Le 30 mai 2022, vous vous étonnez d’être sans nouvelles du concessionnaire et appelez le vendeur qui vous apprend que le véhicule sera livré avec un léger retard, soit le 15 juin 2022.

La veille de cette nouvelle date de livraison, vous appelez à nouveau le garage pour en connaître les détails pratiques. Le vendeur vous indique que le véhicule n’est toujours pas arrivé en ses locaux, que tel sera assurément le cas la dernière semaine du mois de juin et qu’il ne manquera pas de vous avertir, vraisemblablement vers le 23 ou le 24 juin 2022.

Nous sommes le 30 juin 2022 et vous êtes toujours sans la moindre nouvelle quant à la date de livraison du véhicule que vous avez commandé, le vendeur n’ayant pas pris la peine de vous tenir informé de l’évolution de la livraison.

Que pouvez-vous faire, alors que votre contrat de travail démarre dans deux mois … ?
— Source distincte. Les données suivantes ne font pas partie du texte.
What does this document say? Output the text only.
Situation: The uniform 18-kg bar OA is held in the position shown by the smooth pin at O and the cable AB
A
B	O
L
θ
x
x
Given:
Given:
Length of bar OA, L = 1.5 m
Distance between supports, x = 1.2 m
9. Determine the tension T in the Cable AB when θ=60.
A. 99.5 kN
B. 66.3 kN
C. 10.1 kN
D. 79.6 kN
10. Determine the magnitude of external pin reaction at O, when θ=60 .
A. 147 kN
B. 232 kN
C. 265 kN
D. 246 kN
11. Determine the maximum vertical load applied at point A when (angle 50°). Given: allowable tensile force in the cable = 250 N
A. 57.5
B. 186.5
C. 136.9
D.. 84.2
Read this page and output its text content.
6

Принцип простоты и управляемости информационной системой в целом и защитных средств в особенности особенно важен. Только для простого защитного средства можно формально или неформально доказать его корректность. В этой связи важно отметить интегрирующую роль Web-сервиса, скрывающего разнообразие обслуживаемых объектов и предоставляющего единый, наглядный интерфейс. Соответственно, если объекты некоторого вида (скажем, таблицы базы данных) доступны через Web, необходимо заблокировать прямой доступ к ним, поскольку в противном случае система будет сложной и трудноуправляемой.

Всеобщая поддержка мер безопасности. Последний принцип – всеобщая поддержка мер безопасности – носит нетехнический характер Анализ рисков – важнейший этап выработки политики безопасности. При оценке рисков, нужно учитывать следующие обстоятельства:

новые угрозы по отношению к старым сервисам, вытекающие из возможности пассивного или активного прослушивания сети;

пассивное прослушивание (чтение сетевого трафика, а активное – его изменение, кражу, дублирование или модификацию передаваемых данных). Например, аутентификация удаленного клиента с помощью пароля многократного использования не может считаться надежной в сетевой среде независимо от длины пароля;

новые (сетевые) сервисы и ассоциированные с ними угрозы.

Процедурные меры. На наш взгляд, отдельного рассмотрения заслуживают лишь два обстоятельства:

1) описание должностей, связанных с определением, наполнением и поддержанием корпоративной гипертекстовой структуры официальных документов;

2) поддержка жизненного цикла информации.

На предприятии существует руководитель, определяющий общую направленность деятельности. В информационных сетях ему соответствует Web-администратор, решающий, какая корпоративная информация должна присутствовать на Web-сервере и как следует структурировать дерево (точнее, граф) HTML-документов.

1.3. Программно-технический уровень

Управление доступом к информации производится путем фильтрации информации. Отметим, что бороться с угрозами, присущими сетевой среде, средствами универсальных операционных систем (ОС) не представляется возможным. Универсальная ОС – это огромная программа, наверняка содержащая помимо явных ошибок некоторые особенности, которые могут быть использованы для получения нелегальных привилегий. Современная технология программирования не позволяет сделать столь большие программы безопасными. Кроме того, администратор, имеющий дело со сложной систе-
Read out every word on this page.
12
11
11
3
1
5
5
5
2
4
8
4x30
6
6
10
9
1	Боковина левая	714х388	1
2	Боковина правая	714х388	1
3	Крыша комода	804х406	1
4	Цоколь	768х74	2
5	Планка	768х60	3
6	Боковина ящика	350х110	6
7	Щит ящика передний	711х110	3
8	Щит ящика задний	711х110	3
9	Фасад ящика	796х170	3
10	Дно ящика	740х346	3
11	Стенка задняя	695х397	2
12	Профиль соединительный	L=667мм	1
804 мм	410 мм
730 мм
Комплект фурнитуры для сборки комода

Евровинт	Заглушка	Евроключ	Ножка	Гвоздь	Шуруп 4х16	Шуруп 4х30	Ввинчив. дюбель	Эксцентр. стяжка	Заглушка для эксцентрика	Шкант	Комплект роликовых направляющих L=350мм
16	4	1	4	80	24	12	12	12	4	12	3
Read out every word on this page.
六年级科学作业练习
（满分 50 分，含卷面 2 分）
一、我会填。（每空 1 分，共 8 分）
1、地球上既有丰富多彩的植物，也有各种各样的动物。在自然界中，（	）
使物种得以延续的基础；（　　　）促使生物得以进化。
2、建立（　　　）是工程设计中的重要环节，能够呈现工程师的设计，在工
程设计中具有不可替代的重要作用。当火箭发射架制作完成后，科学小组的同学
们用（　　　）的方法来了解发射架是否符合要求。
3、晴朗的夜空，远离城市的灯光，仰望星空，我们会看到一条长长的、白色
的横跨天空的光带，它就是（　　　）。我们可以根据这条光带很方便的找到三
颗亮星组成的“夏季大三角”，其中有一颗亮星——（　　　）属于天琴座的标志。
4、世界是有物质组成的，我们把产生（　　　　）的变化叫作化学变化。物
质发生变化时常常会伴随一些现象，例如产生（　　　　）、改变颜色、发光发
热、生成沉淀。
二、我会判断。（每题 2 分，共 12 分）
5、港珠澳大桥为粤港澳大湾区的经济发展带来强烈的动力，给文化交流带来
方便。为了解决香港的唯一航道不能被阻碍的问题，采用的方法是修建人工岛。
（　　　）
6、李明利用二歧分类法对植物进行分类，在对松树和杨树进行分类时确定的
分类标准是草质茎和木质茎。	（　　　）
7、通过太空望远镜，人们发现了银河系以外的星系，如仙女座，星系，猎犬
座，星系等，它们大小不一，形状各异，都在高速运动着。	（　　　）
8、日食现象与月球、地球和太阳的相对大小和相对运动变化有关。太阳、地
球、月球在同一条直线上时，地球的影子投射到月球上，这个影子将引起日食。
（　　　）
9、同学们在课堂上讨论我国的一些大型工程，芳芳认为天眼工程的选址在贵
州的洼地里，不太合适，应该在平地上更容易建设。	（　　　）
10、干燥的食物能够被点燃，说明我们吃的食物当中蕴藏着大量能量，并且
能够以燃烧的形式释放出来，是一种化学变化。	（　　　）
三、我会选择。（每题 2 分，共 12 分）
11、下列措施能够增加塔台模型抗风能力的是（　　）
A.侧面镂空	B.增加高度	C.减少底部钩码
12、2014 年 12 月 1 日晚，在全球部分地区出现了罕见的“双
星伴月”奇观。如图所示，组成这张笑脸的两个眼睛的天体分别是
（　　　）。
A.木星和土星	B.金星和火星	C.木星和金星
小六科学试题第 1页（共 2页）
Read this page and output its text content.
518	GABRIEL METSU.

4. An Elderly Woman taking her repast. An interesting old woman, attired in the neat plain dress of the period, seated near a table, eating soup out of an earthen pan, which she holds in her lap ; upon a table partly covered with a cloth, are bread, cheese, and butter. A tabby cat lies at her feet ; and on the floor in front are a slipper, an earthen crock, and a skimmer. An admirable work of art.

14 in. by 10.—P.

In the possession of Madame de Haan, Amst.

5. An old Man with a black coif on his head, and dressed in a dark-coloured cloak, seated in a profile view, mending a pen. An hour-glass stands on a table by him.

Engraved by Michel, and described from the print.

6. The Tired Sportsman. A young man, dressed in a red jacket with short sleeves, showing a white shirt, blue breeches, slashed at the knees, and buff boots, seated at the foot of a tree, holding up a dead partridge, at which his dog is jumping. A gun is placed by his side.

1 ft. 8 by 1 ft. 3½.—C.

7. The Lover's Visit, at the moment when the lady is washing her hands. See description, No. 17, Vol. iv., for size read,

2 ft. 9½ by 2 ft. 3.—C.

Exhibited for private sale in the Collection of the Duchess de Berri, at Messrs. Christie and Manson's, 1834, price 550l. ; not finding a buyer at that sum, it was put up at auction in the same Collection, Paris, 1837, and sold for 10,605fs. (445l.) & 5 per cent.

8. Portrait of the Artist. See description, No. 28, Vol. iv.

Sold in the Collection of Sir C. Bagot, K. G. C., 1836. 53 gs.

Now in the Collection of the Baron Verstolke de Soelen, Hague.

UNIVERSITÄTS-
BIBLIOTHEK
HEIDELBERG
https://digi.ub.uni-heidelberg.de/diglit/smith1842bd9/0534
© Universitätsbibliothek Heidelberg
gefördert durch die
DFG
A ce jour (et pour quelques mois encore), vous n’avez, en qualité de créancier de l’obligation, d’autre choix que d’attendre, inexorablement, la date du 1er septembre 2022. Ce n’est effectivement qu’à ce moment que votre débiteur, le concessionnaire, sera en état d’inexécution de son obligation de livraison du véhicule.

Or, les conséquences d’une telle inexécution seraient particulièrement graves pour vous, en raison des engagements que vous avez pris vis-à-vis de votre nouvel employeur.

C’est à ce genre de situations que le législateur belge a voulu remédier en introduisant dans le Code civil, une disposition relative à la résolution anticipée des conventions.

Soyez attentif au fait que les différents articles de loi que nous citons dans le présent texte constituent du droit futur. Il convient d’attendre la publication au Moniteur belge du nouveau Livre 5 « Les obligations » du Code civil, afin de connaître la date et les modalités de l’entrée en vigueur de ces dispositions. Selon nos informations, la loi entrera sans doute en vigueur le 1er janvier 2023.

Qu’est-ce que la résolution d’un contrat ?

La résolution du contrat est une des sanctions qui sont à la disposition du créancier d’une obligation en cas d’inexécution imputable au débiteur. La notion d’ « imputabilité » suppose l’existence d’une faute du débiteur.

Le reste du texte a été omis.